Fortunately, our clients are open-minded to new solutions and trust in our judgment. Now, we are granted to change our path from 3D modeling to 360 video making!

Into the unknown

However, no one in the team is familiar with making films. To clarify the pipeline, we arranged a few meetings next week to consult some experts in filming and acting to learn more about the filming process. Before the half presentation, we decided to use ourselves as actors for prototyping as faster iterations.

The biggest concern is that making films is not fitting anyone’s expected direction of career path. However, as one of the ETC quotes, we are supposed to embrace the unknown and new.

Conversation tree

Unlike natural conversations, a conversation tree has no room for improvisation. We need to predict everything that might happen during the conversation in advance to set the branch to handle each situation and respond accordingly. Although the best intelligent assistant product in the market is still not as qualified as a real-talk person, how do we build an AI chatbot for a conversation where we want students to bridge their empathy? The answer might be the quote, “Fake it until you make it.” Manual control by the standby instructor or grader may also be our backup, but we need to fake an AI Chatbot to make people feel it is smart as a natural person. One of the possible approaches is developing well-comprehensive scripts, including as many situations and branches during the conversation.

[Insert the screenshot of the original scripts or reference video]

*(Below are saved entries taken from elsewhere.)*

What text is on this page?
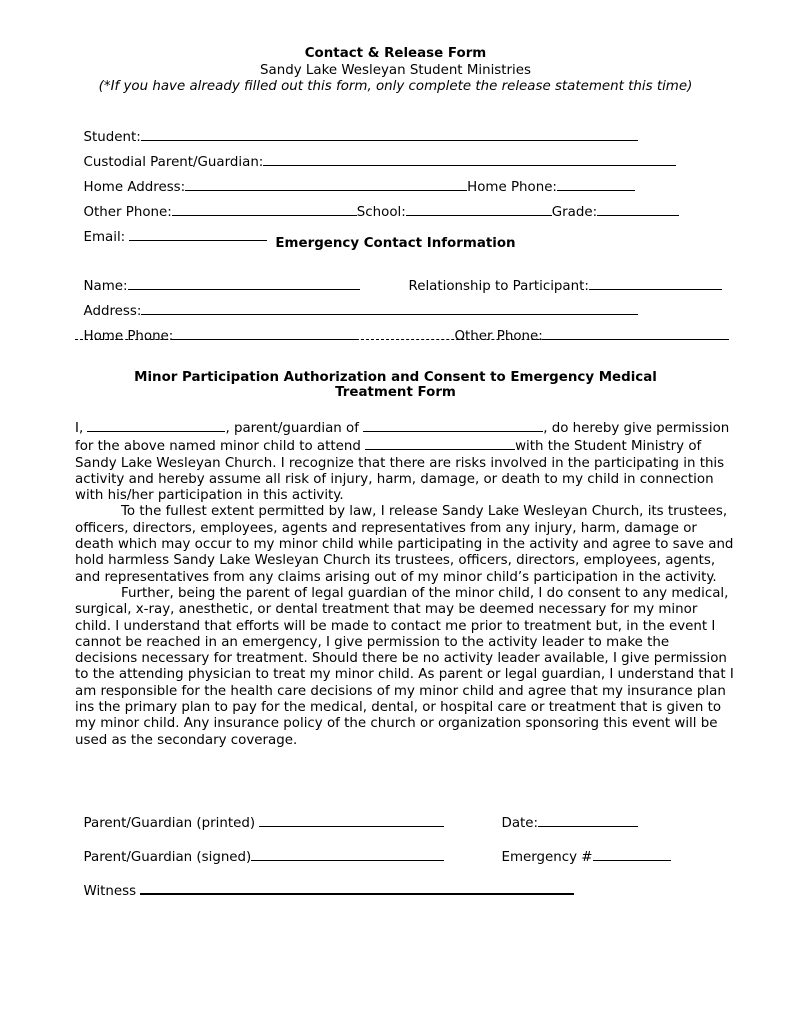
Contact & Release Form
Sandy Lake Wesleyan Student Ministries
(*If you have already filled out this form, only complete the release statement this time)

Student:

Custodial Parent/Guardian:

Home Address:	Home Phone:

Other Phone:	School:	Grade:

Email:	Emergency Contact Information

Name:	Relationship to Participant:

Address:

Home Phone:	Other Phone:

Minor Participation Authorization and Consent to Emergency Medical
Treatment Form

I,	, parent/guardian of	, do hereby give permission for the above named minor child to attend	with the Student Ministry of Sandy Lake Wesleyan Church. I recognize that there are risks involved in the participating in this activity and hereby assume all risk of injury, harm, damage, or death to my child in connection with his/her participation in this activity.

To the fullest extent permitted by law, I release Sandy Lake Wesleyan Church, its trustees, officers, directors, employees, agents and representatives from any injury, harm, damage or death which may occur to my minor child while participating in the activity and agree to save and hold harmless Sandy Lake Wesleyan Church its trustees, officers, directors, employees, agents, and representatives from any claims arising out of my minor child’s participation in the activity.

Further, being the parent of legal guardian of the minor child, I do consent to any medical, surgical, x-ray, anesthetic, or dental treatment that may be deemed necessary for my minor child. I understand that efforts will be made to contact me prior to treatment but, in the event I cannot be reached in an emergency, I give permission to the activity leader to make the decisions necessary for treatment. Should there be no activity leader available, I give permission to the attending physician to treat my minor child. As parent or legal guardian, I understand that I am responsible for the health care decisions of my minor child and agree that my insurance plan ins the primary plan to pay for the medical, dental, or hospital care or treatment that is given to my minor child. Any insurance policy of the church or organization sponsoring this event will be used as the secondary coverage.

Parent/Guardian (printed)	Date:

Parent/Guardian (signed)	Emergency #

Witness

Therefore, this Wednesday, we met with our client, Naudia, to dive into the script and develop a conversation tree. Based on the reference video, we start the conversation from greeting to the purpose of visit, patient’s concerns, back story, and end by doctor’s instruction. For each response, we set three different branches, neutral, positive, and negative. According to the student’s reaction, the conversation will continue on one of those tracks. There are some overall evaluated standards like “nodding” or “eye contact”. We also discussed the possibility of designing some random distractions like a sudden phone call or a nurse’s interruption. The whole process was done by using post-it notes for clear visualization and easy modification.

[Insert the picture of our white-board-version-conversation tree]

From now, we have the backbone of our training experience.